そのほか、この祈りの輪に参加している兄弟姉妹たちの間では、この世の人生のあらゆる面での奇蹟が御言葉遵守、揺るぎない信仰、祈り、執り成しによって起こっています。

冒頭の聖書箇所から洞察が得られるように、この世の困難、迫害にも屈しない信仰は、内住の聖霊、確信をもって祈る祈り、神との深い関係、によって生み出されます。

このような信仰はまさに山をも動かす信仰ですが、この受難週に封切りされたハリウッド製作者デボン・フランクリンによる映画‘Breakthrough’は、揺るがない信仰による奇蹟が今日もキリス者の間で起こり得ることを、実例を通して例証しています。
この映画は、14歳の少年が氷の割れ目から落ち、15分後に救い出されたが心肺停止で、病院で四十五分間蘇生術が施され、心拍は再開したものの、脳症で回復不能と宣告された後、神のご介入により突破口が開かれ、生き返る奇蹟が起こったことを描いています。

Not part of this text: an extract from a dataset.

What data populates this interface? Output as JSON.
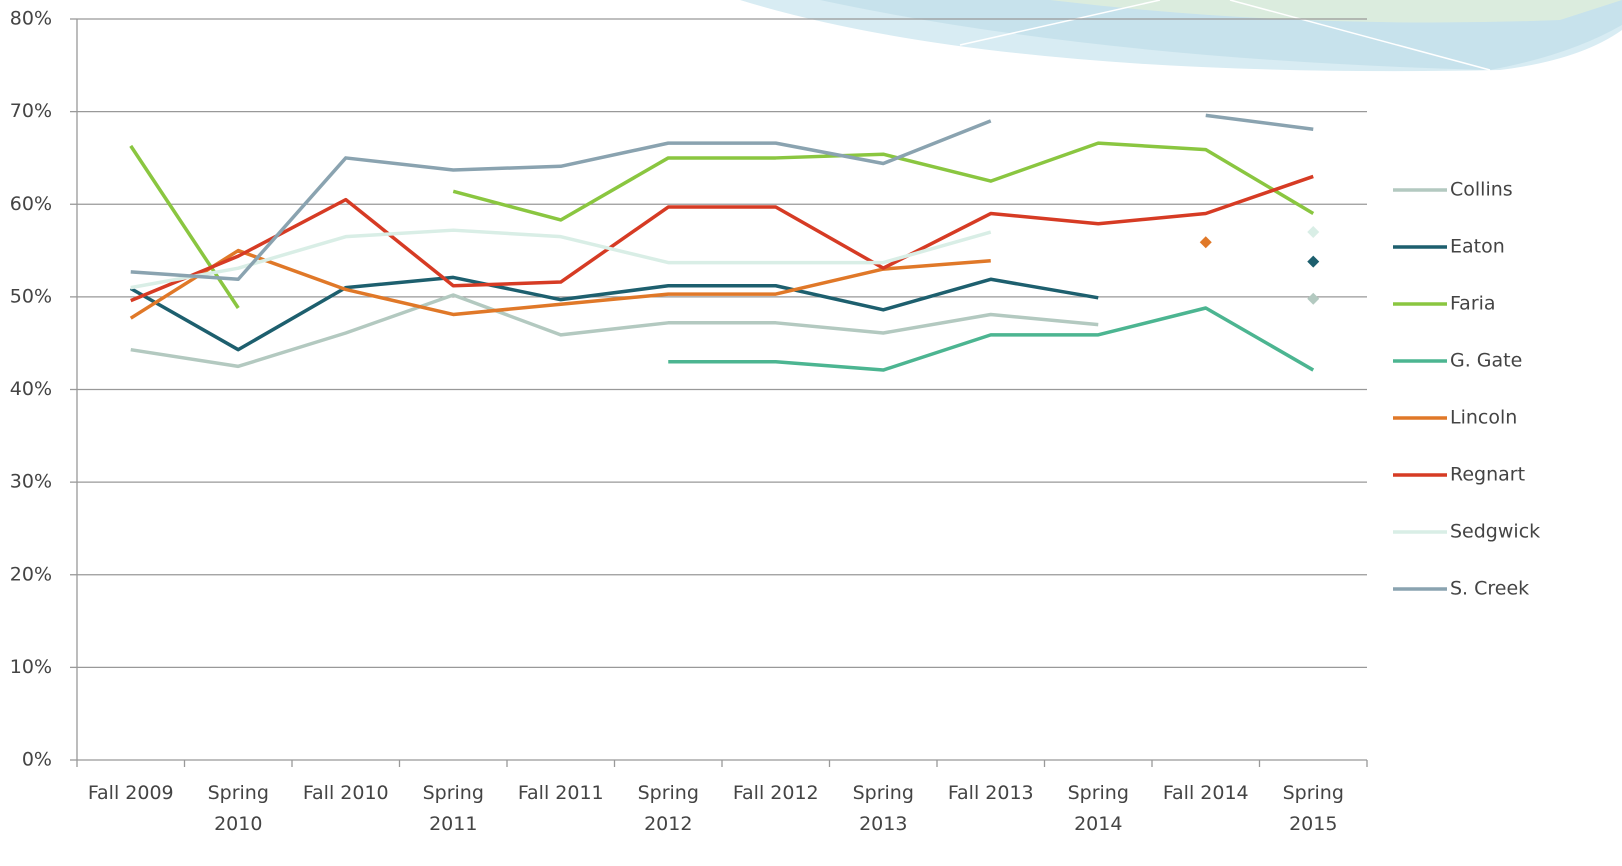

別れを告げるため、少年の母親が救急処置室に入ったとき、彼女は、十七年間祈り続けて与えられたその子を神が取り去られるはずがない、その子の上に三人の子がいたが二人は亡くなり、今は兄一人しかいない、その少年は神が授けてくださった賜物ではないか!と神に悲しみを訴え、主と問答を繰り返しながら病院へ急ぎ、主の答え「心配しなくてもよい。このことはわたしが引き受けた」の意味が完全には分からないまま、揺るぎない確信で少年の蘇生のため祈ったのでした。 ➪Monthly Letters No.283 参照

反迫害慈善団体のオープン・ドアーズは毎年、キリスト者が最も迫害を受けている五十の国々のリストを発表していますが、2019年度の上位十一箇国は、順に北朝鮮、アフガニスタン、ソマリア、リビア、パキスタン、スーダン、エリトリア、イエメン、イラン、インド、シリアです。北朝鮮は過去十八年間、最悪の迫害国としての地位を保っていますが、五年前までは、北朝鮮だけが過酷な迫害国だったのが、今年は十一箇国が最悪のリストに挙げられています。
国際的監視報告によると、キリスト者に対する迫害は2018年に世界中で飛躍的に増加し、今日、二億四千五百万人以上のキリスト者が迫害を受け、13.9%、すなわち、三千万人以上のキリスト者が一年前より、さらに厳しい迫害に遭っているとのことです。2018年には、四千三百五人以上のキリスト者がただ信仰がゆえに殺害されたのでした。迫害されているキリスト者をよく支援している国の一つは英国とのことですが、英国をはじめ、いわゆるキリスト教国でも、キリスト者迫害は飛躍的な増加の傾向にあるのです。キリストの預言的警告は終末末期に生きる私たちに語られているのです。

2019年度の国際的監視報告は、アジアが迫害の新たな温床になっていることを示しています。過去五年間で急速に増加し、現在、アジアのキリスト者の三人に一人が過酷な迫害に苦しんでいます。中国での迫害は1976年の文化大革命以来の最悪状態にあり、世界最大の民主主義国で、過去十数年のうちに福音宣教が急速に広まったインドも、今年初めて迫害国の上位十箇国に挙げられました。ヒンドゥー教過激派によるキリスト者や教会に対する暴力的攻撃が、日増しにエスカレートしているのです。

今日、インドで主要宗教であるヒンドゥー教徒の宗教的少数派に対する暴力行為が推進されている背景には世界的な国粋主義の台頭があり、同様な迫害傾向が、国家のアイデンティティが宗教に拘束されているブータン、ミャンマー、ネパール等の国々でも見られます。少数派のキリスト者は都市から追放され、そのため、遠隔の農村地帯のキリスト者にもかなり顕著な影響が及んでいるのです。
「非暴力、不服従」を訴えたマハトラ・ガンジーによって建国されたインドが、国際的監視報告で、今日イランに続くキリスト者迫害国に挙げられたことを嘆く英国在住のインド人キリスト者は少なくありません。四、五年前の彼らの証しとは打って変わって、今日、インドでは多くのキリスト者の日常生活が恐怖にさらされているのです。

他方で、東南アジアではイスラム教過激派の台頭が憂慮されています。
インドネシアの自爆テロリストたちはキリスト教会を標的にしており、フィリピンのミンダナオ島やインドネシアのアチェ州は、イスラム国との関連グループの占領地帯で、そこから地盤、領域を広げているのです。

しかし、ヨーロッパ、米国、オセアニア諸国等キリスト教国における迫害の増加は、昨今の自由主義的な愛の道徳的混乱に起因するとみなされるかもしれません。
次号で、詳細を取り扱いたいと思いますが、信仰は犯罪ではなく、信徒は犯罪者同様に扱われるべきではないにもかかわらず、自由主義的な愛の主張が政治的妥当性という名の下で、聖書を説くキリスト者への迫害に拍車をかけているようだからです。